Bottles that transform into hedges, records that become a menacing dark wave of oil, thousands of pill bottles that form part of the design of a lamp, yogurt pots that pile up to draw the skyline of a big city. 

Or more everyday things like peculiar alphabet books whose origin are obsolete keyboards that become a woven fabric with thousands of words. Almost any object in the hands of the artist Jean Shin can be recycled and given a new expressive opportunity, preventing it from being definitively lost or ending up polluting the tempestuous waters of the ocean. 

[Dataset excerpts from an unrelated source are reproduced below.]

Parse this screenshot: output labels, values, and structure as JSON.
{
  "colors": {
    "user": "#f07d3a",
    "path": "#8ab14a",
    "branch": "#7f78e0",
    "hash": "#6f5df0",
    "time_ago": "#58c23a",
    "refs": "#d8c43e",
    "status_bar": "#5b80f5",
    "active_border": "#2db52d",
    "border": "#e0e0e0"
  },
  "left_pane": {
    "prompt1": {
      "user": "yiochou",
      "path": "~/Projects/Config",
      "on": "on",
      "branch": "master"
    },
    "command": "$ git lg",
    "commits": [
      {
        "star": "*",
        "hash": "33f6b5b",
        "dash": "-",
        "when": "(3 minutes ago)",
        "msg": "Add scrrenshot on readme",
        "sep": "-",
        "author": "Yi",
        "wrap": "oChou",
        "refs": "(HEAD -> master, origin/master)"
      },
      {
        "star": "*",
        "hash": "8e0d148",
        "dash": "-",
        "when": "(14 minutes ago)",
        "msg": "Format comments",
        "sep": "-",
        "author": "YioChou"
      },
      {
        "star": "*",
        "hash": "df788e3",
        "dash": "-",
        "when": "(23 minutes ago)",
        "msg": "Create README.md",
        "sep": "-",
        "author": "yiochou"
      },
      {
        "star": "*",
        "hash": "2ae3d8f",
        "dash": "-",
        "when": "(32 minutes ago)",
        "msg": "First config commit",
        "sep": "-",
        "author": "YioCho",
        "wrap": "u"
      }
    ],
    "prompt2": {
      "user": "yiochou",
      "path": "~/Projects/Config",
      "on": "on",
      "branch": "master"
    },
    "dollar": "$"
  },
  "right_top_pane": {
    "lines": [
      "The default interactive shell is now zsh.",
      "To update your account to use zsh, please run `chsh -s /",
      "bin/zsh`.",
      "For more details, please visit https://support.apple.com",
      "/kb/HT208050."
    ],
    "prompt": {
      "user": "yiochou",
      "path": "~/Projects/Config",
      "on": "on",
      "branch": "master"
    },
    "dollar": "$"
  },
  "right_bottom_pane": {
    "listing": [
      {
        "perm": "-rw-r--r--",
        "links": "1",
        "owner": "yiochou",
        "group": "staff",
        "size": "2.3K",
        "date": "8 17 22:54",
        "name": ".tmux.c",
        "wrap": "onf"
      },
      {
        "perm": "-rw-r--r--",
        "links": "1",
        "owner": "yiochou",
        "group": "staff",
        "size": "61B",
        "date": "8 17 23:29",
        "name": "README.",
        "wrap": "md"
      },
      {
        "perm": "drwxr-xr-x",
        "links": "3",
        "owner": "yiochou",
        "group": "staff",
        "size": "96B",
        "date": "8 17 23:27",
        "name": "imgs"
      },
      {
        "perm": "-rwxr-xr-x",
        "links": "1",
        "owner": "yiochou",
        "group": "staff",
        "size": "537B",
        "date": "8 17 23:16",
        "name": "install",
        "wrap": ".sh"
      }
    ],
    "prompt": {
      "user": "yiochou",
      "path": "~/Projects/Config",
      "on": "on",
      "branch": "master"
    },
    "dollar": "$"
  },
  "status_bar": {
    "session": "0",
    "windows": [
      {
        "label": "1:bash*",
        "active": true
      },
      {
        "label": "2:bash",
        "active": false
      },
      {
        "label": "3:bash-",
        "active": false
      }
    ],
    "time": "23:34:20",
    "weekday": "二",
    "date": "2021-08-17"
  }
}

The merit of Jean Shin's installations resides not in the fact of demonstrating his ability to transform waste into artistic material with which he creates ingenious sculptural pieces with which he transmits his concern for the environmental deterioration that is leading us as a civilization to a dead end, from which it is increasingly difficult to escape.

But in being able to articulate a coherent language that contains both an aesthetic and plastic lecture, through which he can articulate a discourse with empathetic capacity. As to seduce the viewer and subjectively transmits a specific idea on a particular topic that in the background creates a reflective aftertaste.


BIZARRE SCULPTURES WITH A MESSAGE OF ENVIRONMENTAL DENUNCIATION.
That allows him to create an opinion about, for example, the effects of living in a society where more and more voices criticize the unbridled consumption in which we live. Another of the qualities of his sculptures is that the observer is not limited to maintain a passive attitude to the work, inviting him to debate, challenging him to take an active stance, in this sense the touch is an elementary element as well as specific in the dialogue with the work enriching the information he perceives.
    

Although born in Seoul, South Korea, she spent most of her childhood in the United States, attending the Shin Skowhegan School of Painting and Sculpture in 1999, after the completion of which she received a BFA and MS from Pratt Institute in Brooklyn. He currently resides and has his studio in New York. Where he has become one of the most relevant names in the art scene, regularly participating in exhibitions organized by the galleries of the Big Apple.


In this sense, his work has been widely exhibited in major national and international museums, including solo exhibitions at the Scottsdale Museum of Contemporary Art in Arizona (2010), the Smithsonian American Art Museum in Washington DC (2009), the Fabric Workshop and the Philadelphia Museum (2006), and retrospective exhibitions such as the one dedicated to him by the Museum of Modern Art in New York (2004).